5 ноября был первый день так называемого Красненского сражения. Перед вечером, когда уже после многих споров и ошибок генералов, зашедших не туда, куда надо; после рассылок адъютантов с противуприказаниями, когда уже стало ясно, что неприятель везде бежит и сражения не может быть и не будет, Кутузов выехал из Красного и поехал в Доброе, куда была переведена в нынешний день главная квартира.
День был ясный, морозный. Кутузов с огромной свитой недовольных им, шушукающихся за ним генералов, верхом на своей жирной белой лошадке ехал к Доброму. По всей дороге толпились, отогреваясь у костров, партии взятых нынешний день французских пленных (их взято было в этот день семь тысяч). Недалеко от Доброго огромная толпа оборванных, обвязанных и укутанных чем попало пленных гудела говором, стоя на дороге подле длинного ряда отпряженных французских орудий. При приближении главнокомандующего говор замолк, и все глаза уставились на Кутузова, который в своей белой с красным околышем шапке и ватной шинели, горбом сидевшей на его сутуловатых плечах, медленно подвигался по дороге. Один из генералов докладывал Кутузову, где взяты орудия и пленные.
Кутузов, казалось, чем то озабочен и не слышал слов генерала. Он недовольно щурился и внимательно и пристально вглядывался в те фигуры пленных, которые представляли особенно жалкий вид. Большая часть лиц французских солдат были изуродованы отмороженными носами и щеками, и почти у всех были красные, распухшие и гноившиеся глаза.
Одна кучка французов стояла близко у дороги, и два солдата – лицо одного из них было покрыто болячками – разрывали руками кусок сырого мяса. Что то было страшное и животное в том беглом взгляде, который они бросили на проезжавших, и в том злобном выражении, с которым солдат с болячками, взглянув на Кутузова, тотчас же отвернулся и продолжал свое дело.

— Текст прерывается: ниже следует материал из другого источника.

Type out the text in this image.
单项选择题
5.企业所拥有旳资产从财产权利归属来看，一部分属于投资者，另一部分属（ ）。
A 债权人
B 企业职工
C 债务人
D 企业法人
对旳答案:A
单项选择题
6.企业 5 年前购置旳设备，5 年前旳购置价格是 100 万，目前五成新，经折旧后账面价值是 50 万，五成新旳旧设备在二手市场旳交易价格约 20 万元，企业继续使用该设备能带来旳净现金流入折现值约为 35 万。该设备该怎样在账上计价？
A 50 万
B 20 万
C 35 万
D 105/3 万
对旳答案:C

Кутузов долго внимательно поглядел на этих двух солдат; еще более сморщившись, он прищурил глаза и раздумчиво покачал головой. В другом месте он заметил русского солдата, который, смеясь и трепля по плечу француза, что то ласково говорил ему. Кутузов опять с тем же выражением покачал головой.
– Что ты говоришь? Что? – спросил он у генерала, продолжавшего докладывать и обращавшего внимание главнокомандующего на французские взятые знамена, стоявшие перед фронтом Преображенского полка.

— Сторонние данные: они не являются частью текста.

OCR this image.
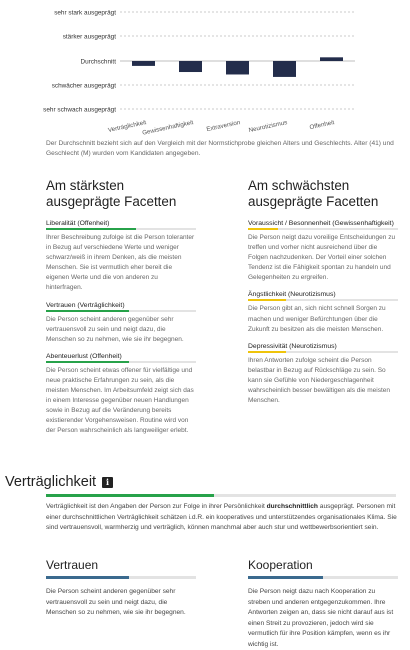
sehr stark ausgeprägt
stärker ausgeprägt
Durchschnitt
schwächer ausgeprägt
sehr schwach ausgeprägt
Verträglichkeit
Gewissenhaftigkeit Extraversion Neurotizismus	Offenheit
Der Durchschnitt bezieht sich auf den Vergleich mit der Normstichprobe gleichen Alters und Geschlechts. Alter (41) und Geschlecht (M) wurden vom Kandidaten angegeben.
Am stärksten ausgeprägte Facetten
Liberalität (Offenheit)
Ihrer Beschreibung zufolge ist die Person toleranter in Bezug auf verschiedene Werte und weniger schwarz/weiß in ihrem Denken, als die meisten Menschen. Sie ist vermutlich eher bereit die eigenen Werte und die von anderen zu hinterfragen.
Vertrauen (Verträglichkeit)
Die Person scheint anderen gegenüber sehr vertrauensvoll zu sein und neigt dazu, die Menschen so zu nehmen, wie sie ihr begegnen.
Abenteuerlust (Offenheit)
Die Person scheint etwas offener für vielfältige und neue praktische Erfahrungen zu sein, als die meisten Menschen. Im Arbeitsumfeld zeigt sich das in einem Interesse gegenüber neuen Handlungen sowie in Bezug auf die Veränderung bereits existierender Vorgehensweisen. Routine wird von der Person wahrscheinlich als langweiliger erlebt.
Am schwächsten ausgeprägte Facetten
Voraussicht / Besonnenheit (Gewissenhaftigkeit)
Die Person neigt dazu voreilige Entscheidungen zu treffen und vorher nicht ausreichend über die Folgen nachzudenken. Der Vorteil einer solchen Tendenz ist die Fähigkeit spontan zu handeln und Gelegenheiten zu ergreifen.
Ängstlichkeit (Neurotizismus)
Die Person gibt an, sich nicht schnell Sorgen zu machen und weniger Befürchtungen über die Zukunft zu besitzen als die meisten Menschen.
Depressivität (Neurotizismus)
Ihren Antworten zufolge scheint die Person belastbar in Bezug auf Rückschläge zu sein. So kann sie Gefühle von Niedergeschlagenheit wahrscheinlich besser bewältigen als die meisten Menschen.
Verträglichkeit	i
Verträglichkeit ist den Angaben der Person zur Folge in ihrer Persönlichkeit durchschnittlich ausgeprägt. Personen mit einer durchschnittlichen Verträglichkeit schätzen i.d.R. ein kooperatives und unterstützendes organisationales Klima. Sie sind vertrauensvoll, warmherzig und verträglich, können manchmal aber auch stur und wettbewerbsorientiert sein.
Vertrauen
Die Person scheint anderen gegenüber sehr vertrauensvoll zu sein und neigt dazu, die Menschen so zu nehmen, wie sie ihr begegnen.
Kooperation
Die Person neigt dazu nach Kooperation zu streben und anderen entgegenzukommen. Ihre Antworten zeigen an, dass sie nicht darauf aus ist einen Streit zu provozieren, jedoch wird sie vermutlich für ihre Position kämpfen, wenn es ihr wichtig ist.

– А, знамена! – сказал Кутузов, видимо с трудом отрываясь от предмета, занимавшего его мысли. Он рассеянно оглянулся. Тысячи глаз со всех сторон, ожидая его сло ва, смотрели на него.
Перед Преображенским полком он остановился, тяжело вздохнул и закрыл глаза. Кто то из свиты махнул, чтобы державшие знамена солдаты подошли и поставили их древками знамен вокруг главнокомандующего. Кутузов помолчал несколько секунд и, видимо неохотно, подчиняясь необходимости своего положения, поднял голову и начал говорить. Толпы офицеров окружили его. Он внимательным взглядом обвел кружок офицеров, узнав некоторых из них.

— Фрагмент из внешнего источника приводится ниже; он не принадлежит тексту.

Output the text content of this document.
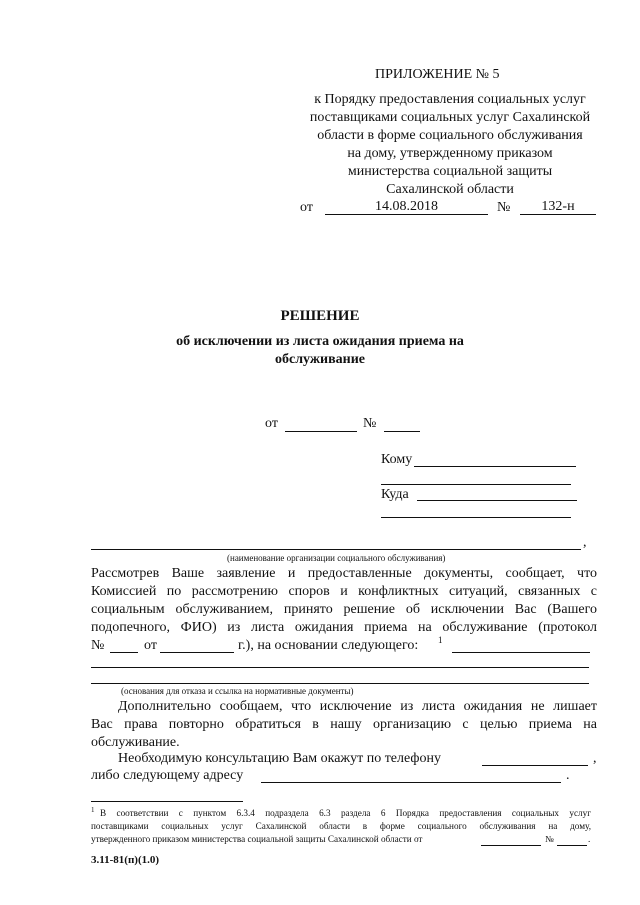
ПРИЛОЖЕНИЕ № 5
к Порядку предоставления социальных услуг
поставщиками социальных услуг Сахалинской
области в форме социального обслуживания
на дому, утвержденному приказом
министерства социальной защиты
Сахалинской области
от	14.08.2018	№	132-н
РЕШЕНИЕ
об исключении из листа ожидания приема на
обслуживание
от	№
Кому
Куда
,
(наименование организации социального обслуживания)
Рассмотрев Ваше заявление и предоставленные документы, сообщает, что
Комиссией по рассмотрению споров и конфликтных ситуаций, связанных с
социальным обслуживанием, принято решение об исключении Вас (Вашего
подопечного, ФИО) из листа ожидания приема на обслуживание (протокол
№	от	г.), на основании следующего: 1
(основания для отказа и ссылка на нормативные документы)
Дополнительно сообщаем, что исключение из листа ожидания не лишает
Вас права повторно обратиться в нашу организацию с целью приема на
обслуживание.
Необходимую консультацию Вам окажут по телефону	,
либо следующему адресу	.
1 В соответствии с пунктом 6.3.4 подраздела 6.3 раздела 6 Порядка предоставления социальных услуг
поставщиками социальных услуг Сахалинской области в форме социального обслуживания на дому,
утвержденного приказом министерства социальной защиты Сахалинской области от	№	.
3.11-81(п)(1.0)
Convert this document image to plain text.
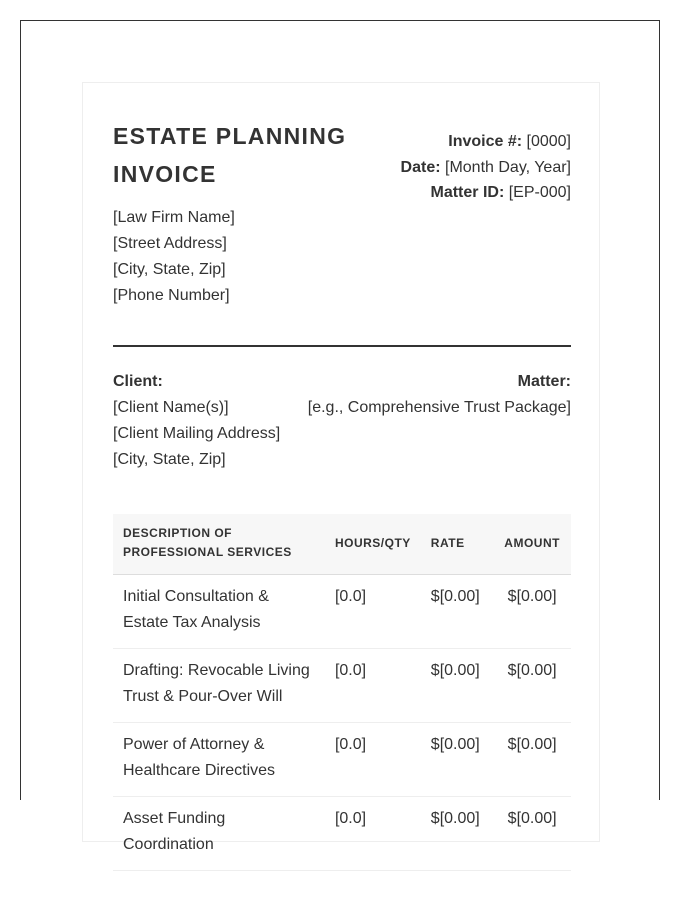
ESTATE PLANNING INVOICE
[Law Firm Name]
[Street Address]
[City, State, Zip]
[Phone Number]
Invoice #: [0000]
Date: [Month Day, Year]
Matter ID: [EP-000]
Client:
[Client Name(s)]
[Client Mailing Address]
[City, State, Zip]
Matter:
[e.g., Comprehensive Trust Package]
DESCRIPTION OF PROFESSIONAL SERVICES	HOURS/QTY	RATE	AMOUNT
Initial Consultation & Estate Tax Analysis	[0.0]	$[0.00]	$[0.00]
Drafting: Revocable Living Trust & Pour-Over Will	[0.0]	$[0.00]	$[0.00]
Power of Attorney & Healthcare Directives	[0.0]	$[0.00]	$[0.00]
Asset Funding Coordination	[0.0]	$[0.00]	$[0.00]
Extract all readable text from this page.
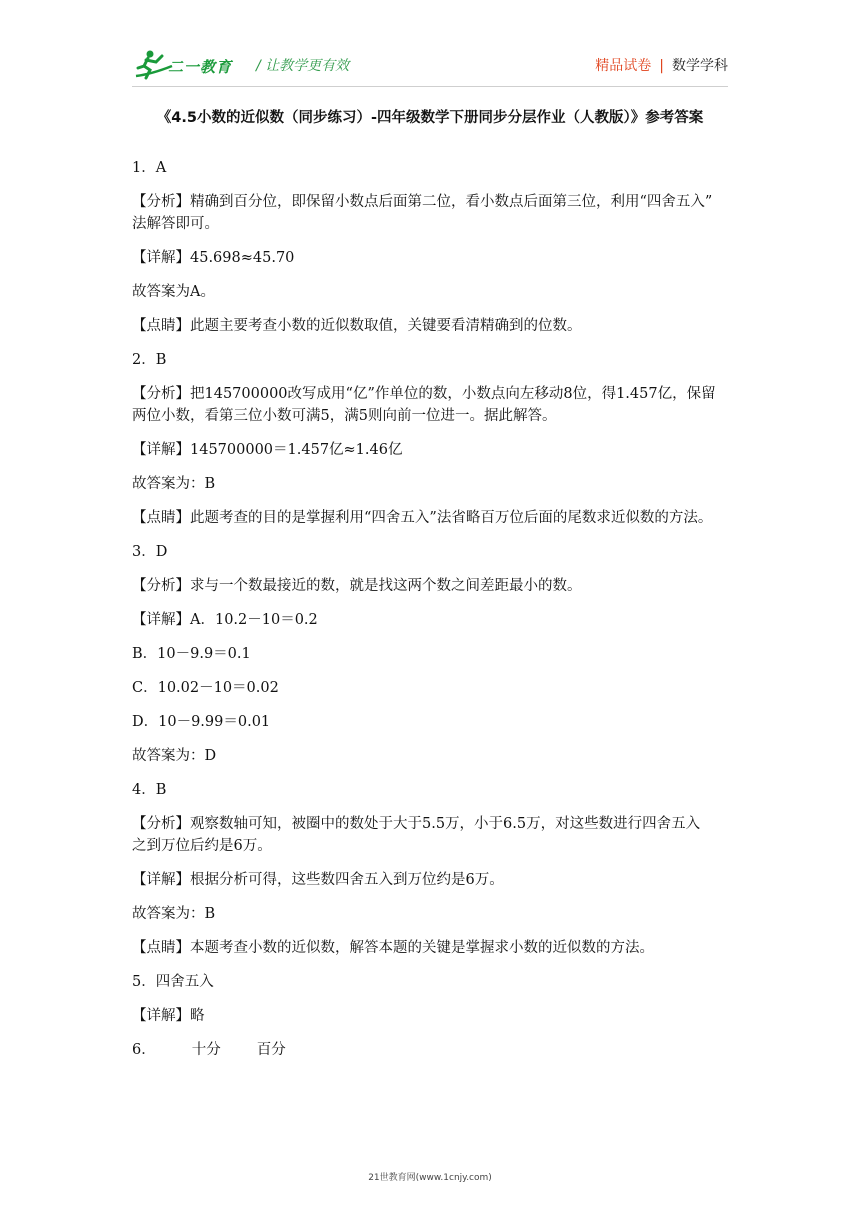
二一教育 / 让教学更有效	精品试卷 | 数学学科
《4.5小数的近似数（同步练习）-四年级数学下册同步分层作业（人教版）》参考答案
1．A
【分析】精确到百分位，即保留小数点后面第二位，看小数点后面第三位，利用“四舍五入”
法解答即可。
【详解】45.698≈45.70
故答案为A。
【点睛】此题主要考查小数的近似数取值，关键要看清精确到的位数。
2．B
【分析】把145700000改写成用“亿”作单位的数，小数点向左移动8位，得1.457亿，保留
两位小数，看第三位小数可满5，满5则向前一位进一。据此解答。
【详解】145700000＝1.457亿≈1.46亿
故答案为：B
【点睛】此题考查的目的是掌握利用“四舍五入”法省略百万位后面的尾数求近似数的方法。
3．D
【分析】求与一个数最接近的数，就是找这两个数之间差距最小的数。
【详解】A．10.2－10＝0.2
B．10－9.9＝0.1
C．10.02－10＝0.02
D．10－9.99＝0.01
故答案为：D
4．B
【分析】观察数轴可知，被圈中的数处于大于5.5万，小于6.5万，对这些数进行四舍五入
之到万位后约是6万。
【详解】根据分析可得，这些数四舍五入到万位约是6万。
故答案为：B
【点睛】本题考查小数的近似数，解答本题的关键是掌握求小数的近似数的方法。
5．四舍五入
【详解】略
6． 十分 百分
21世教育网(www.1cnjy.com)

– Благодарю всех! – сказал он, обращаясь к солдатам и опять к офицерам. В тишине, воцарившейся вокруг него, отчетливо слышны были его медленно выговариваемые слова. – Благодарю всех за трудную и верную службу. Победа совершенная, и Россия не забудет вас. Вам слава вовеки! – Он помолчал, оглядываясь.
– Нагни, нагни ему голову то, – сказал он солдату, державшему французского орла и нечаянно опустившему его перед знаменем преображенцев. – Пониже, пониже, так то вот. Ура! ребята, – быстрым движением подбородка обратись к солдатам, проговорил он.
– Ура ра ра! – заревели тысячи голосов. Пока кричали солдаты, Кутузов, согнувшись на седле, склонил голову, и глаз его засветился кротким, как будто насмешливым, блеском.
– Вот что, братцы, – сказал он, когда замолкли голоса…
И вдруг голос и выражение лица его изменились: перестал говорить главнокомандующий, а заговорил простой, старый человек, очевидно что то самое нужное желавший сообщить теперь своим товарищам.
В толпе офицеров и в рядах солдат произошло движение, чтобы яснее слышать то, что он скажет теперь.
– А вот что, братцы. Я знаю, трудно вам, да что же делать! Потерпите; недолго осталось. Выпроводим гостей, отдохнем тогда. За службу вашу вас царь не забудет. Вам трудно, да все же вы дома; а они – видите, до чего они дошли, – сказал он, указывая на пленных. – Хуже нищих последних. Пока они были сильны, мы себя не жалели, а теперь их и пожалеть можно. Тоже и они люди. Так, ребята?